Maroc-Algérie : quatre ans après la rupture, un arrangement bientôt finalisé, selon l’équipe Trump
Se dirige-t-on vers un dégel entre Rabat et Alger ? C’est du moins ce qu'a laissé entendre Steve Witkoff, envoyé spécial du président américain Donald Trump pour le Moyen-Orient, qui a affirmé que son équipe travaillait actuellement sur un « arrangement de paix » entre le Maroc et l’Algérie.
« Nous travaillons en ce moment sur un accord entre l’Algérie et le Maroc. Et il y aura, à mon avis, un arrangement d’ici 60 jours », a-t-il déclaré lors d’un entretien accordé à l’émission « 60 Minutes », diffusée le dimanche 19 octobre sur la chaîne américaine CBS News.

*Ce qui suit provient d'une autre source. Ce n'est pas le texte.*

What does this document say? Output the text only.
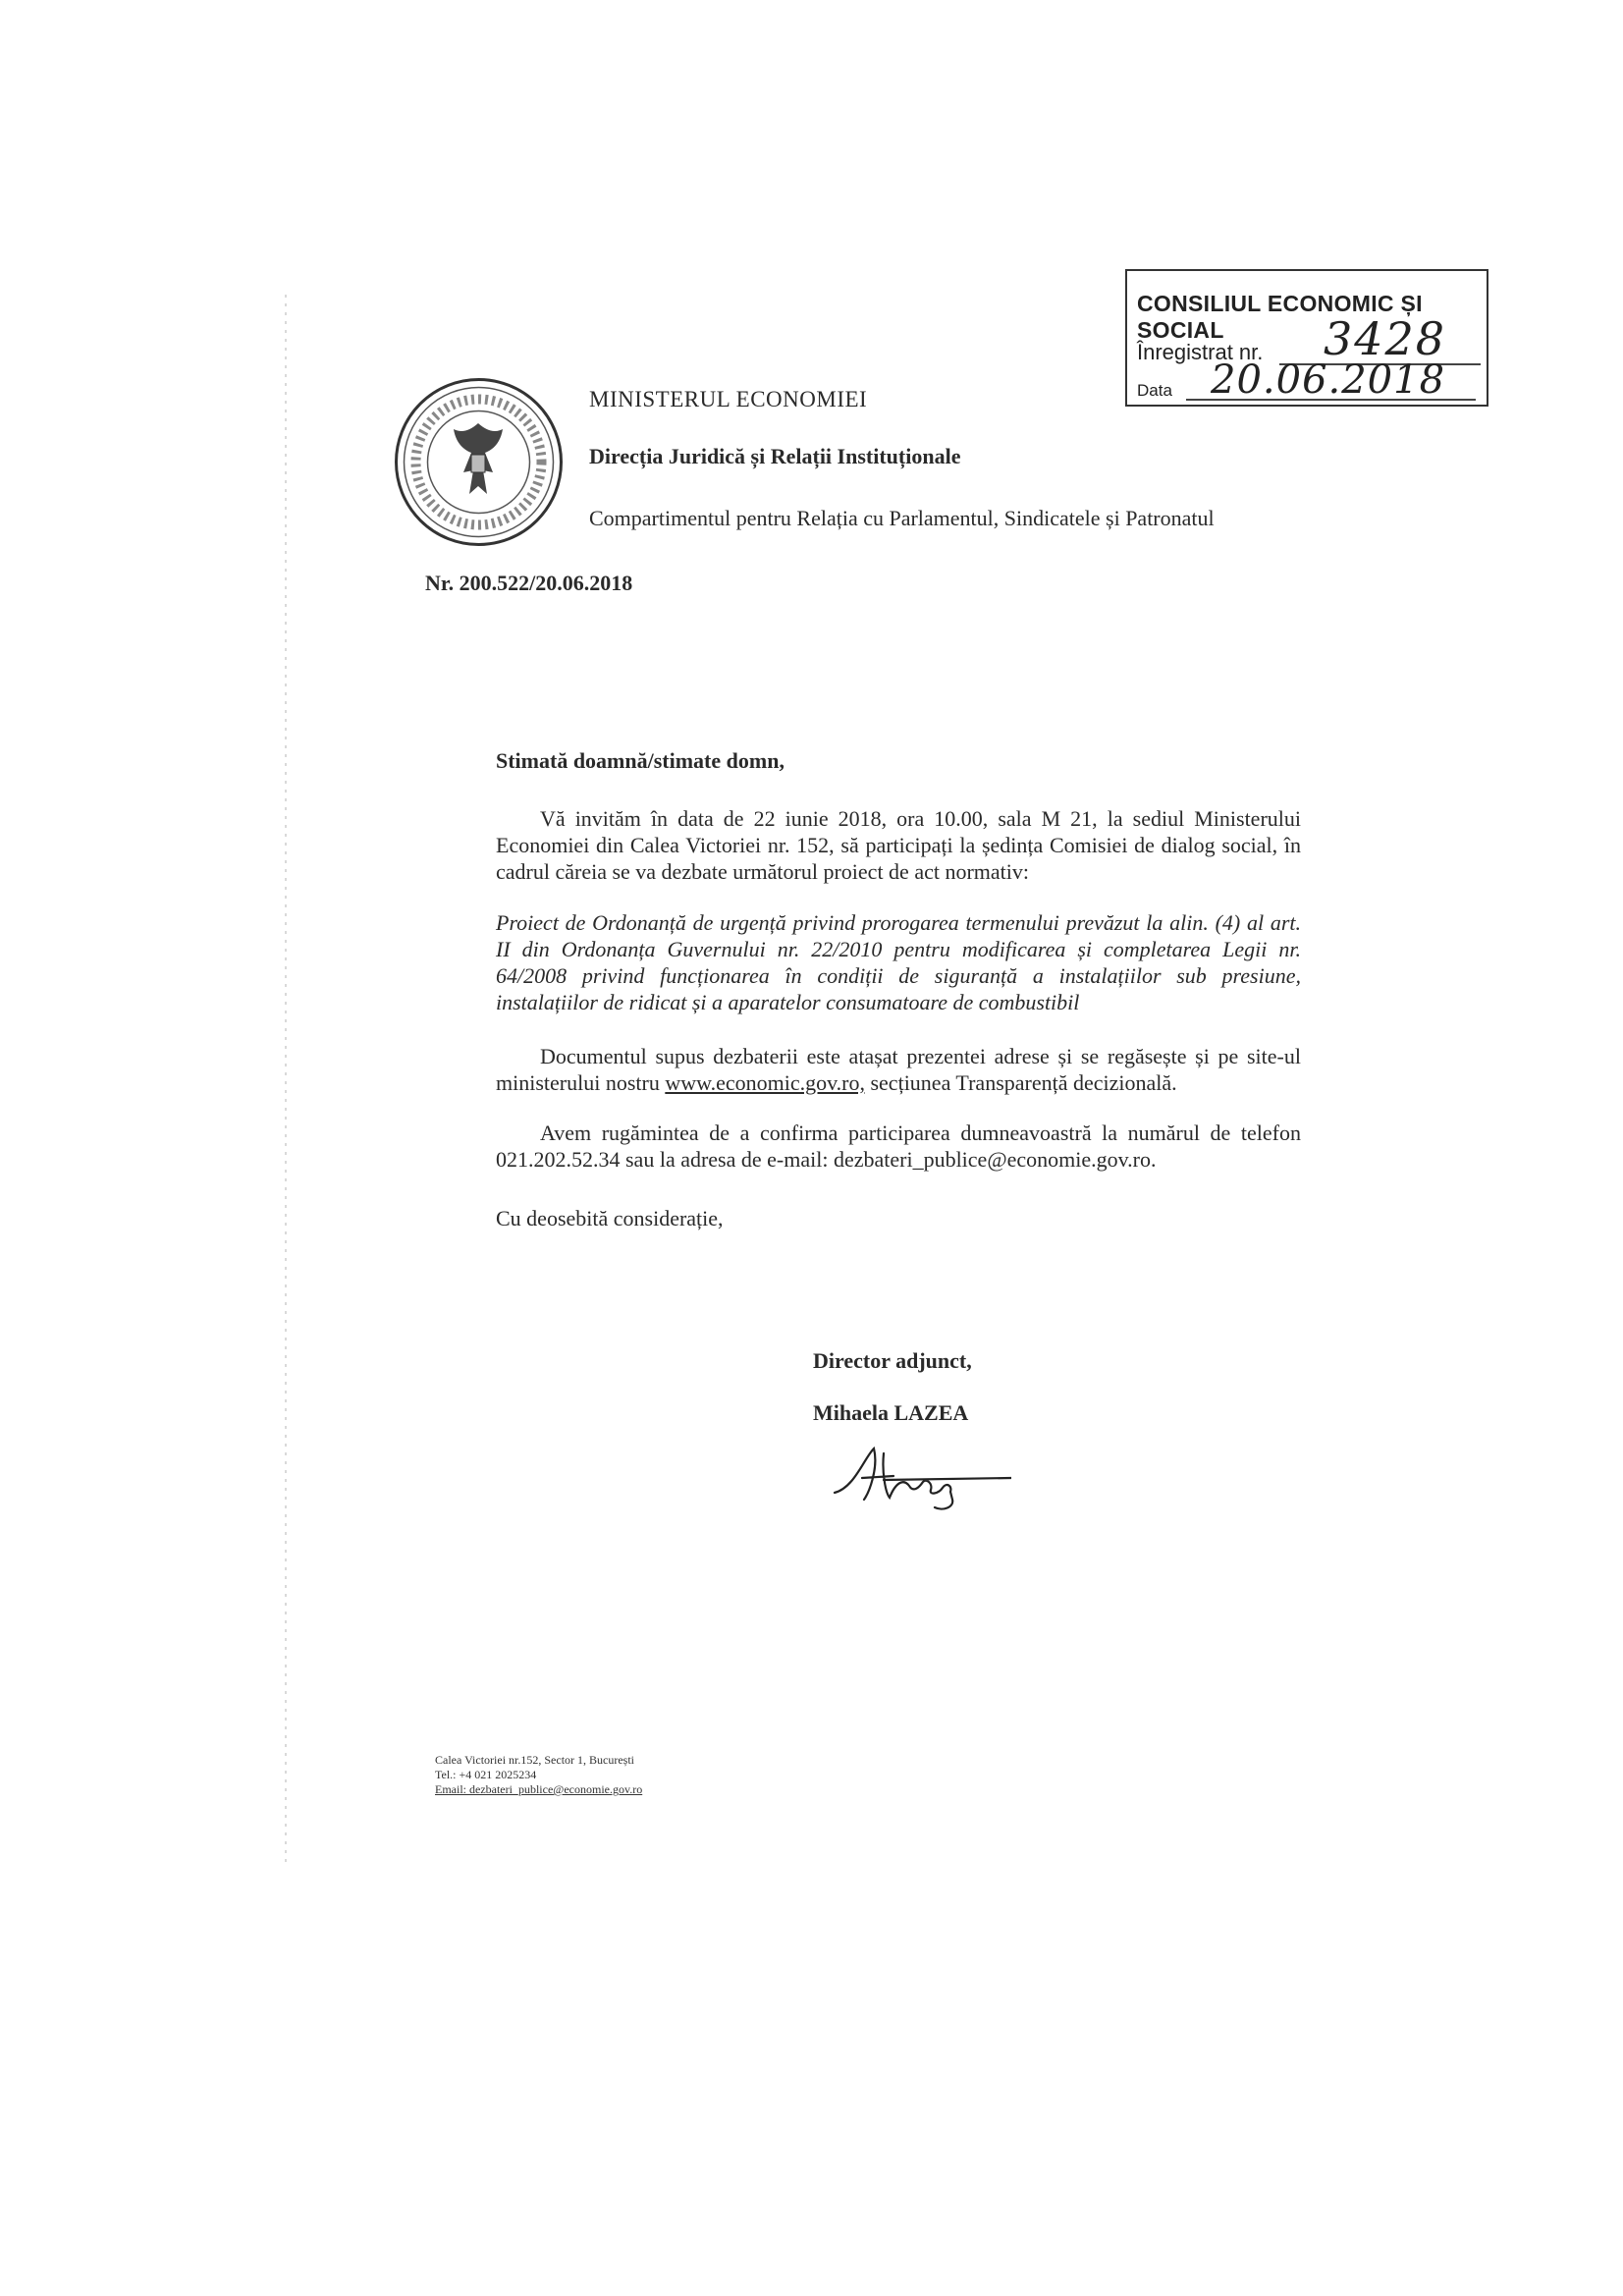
CONSILIUL ECONOMIC ȘI SOCIAL
Înregistrat nr. 3428
Data 20.06.2018
MINISTERUL ECONOMIEI
Direcția Juridică și Relații Instituționale
Compartimentul pentru Relația cu Parlamentul, Sindicatele și Patronatul
Nr. 200.522/20.06.2018
Stimată doamnă/stimate domn,
Vă invităm în data de 22 iunie 2018, ora 10.00, sala M 21, la sediul Ministerului Economiei din Calea Victoriei nr. 152, să participați la ședința Comisiei de dialog social, în cadrul căreia se va dezbate următorul proiect de act normativ:
Proiect de Ordonanță de urgență privind prorogarea termenului prevăzut la alin. (4) al art. II din Ordonanța Guvernului nr. 22/2010 pentru modificarea și completarea Legii nr. 64/2008 privind funcționarea în condiții de siguranță a instalațiilor sub presiune, instalațiilor de ridicat și a aparatelor consumatoare de combustibil
Documentul supus dezbaterii este atașat prezentei adrese și se regăsește și pe site-ul ministerului nostru www.economic.gov.ro, secțiunea Transparență decizională.
Avem rugămintea de a confirma participarea dumneavoastră la numărul de telefon 021.202.52.34 sau la adresa de e-mail: dezbateri_publice@economie.gov.ro.
Cu deosebită considerație,
Director adjunct,
Mihaela LAZEA
Calea Victoriei nr.152, Sector 1, București
Tel.: +4 021 2025234
Email: dezbateri_publice@economie.gov.ro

Jared Kushner, gendre et ancien haut conseiller de Trump, également impliqué dans la médiation entre les deux pays, a de son côté mis en avant le rôle de « confiance et de négociation » que l'équipe américaine affirme exercer dans plusieurs zones de tension dans le monde.
🇺🇸🇲🇦🇩🇿#FLASH| Steve Witkoff et Jared Kushner annoncent un accord de paix imminent entre le Maroc et l'Algérie.
L'envoyé spécial de Trump au Moyen-Orient, Steve Witkoff, déclare que son « équipe travaille sur un accord de paix entre le Maroc et l'Algérie en ce moment. Il y aura… pic.twitter.com/KK2B9p9iqz
— Morocco Intel (@MoroccoIntel) October 20, 2025
Cette annonce intervient dans un contexte régional marqué par une série de signaux d’apaisement et d’inflexions diplomatiques. Lors d’un entretien sur la chaîne saoudienne Asharq, Massad Boulos, envoyé spécial de Donald Trump pour l'Afrique, a affirmé il y a quelques jours que le pouvoir algérien se disait « favorable à une amélioration des relations avec le Maroc, Roi, gouvernement et peuple ». Selon lui, les autorités d’Alger « veulent une solution définitive et radicale » au différend autour du Sahara occidental.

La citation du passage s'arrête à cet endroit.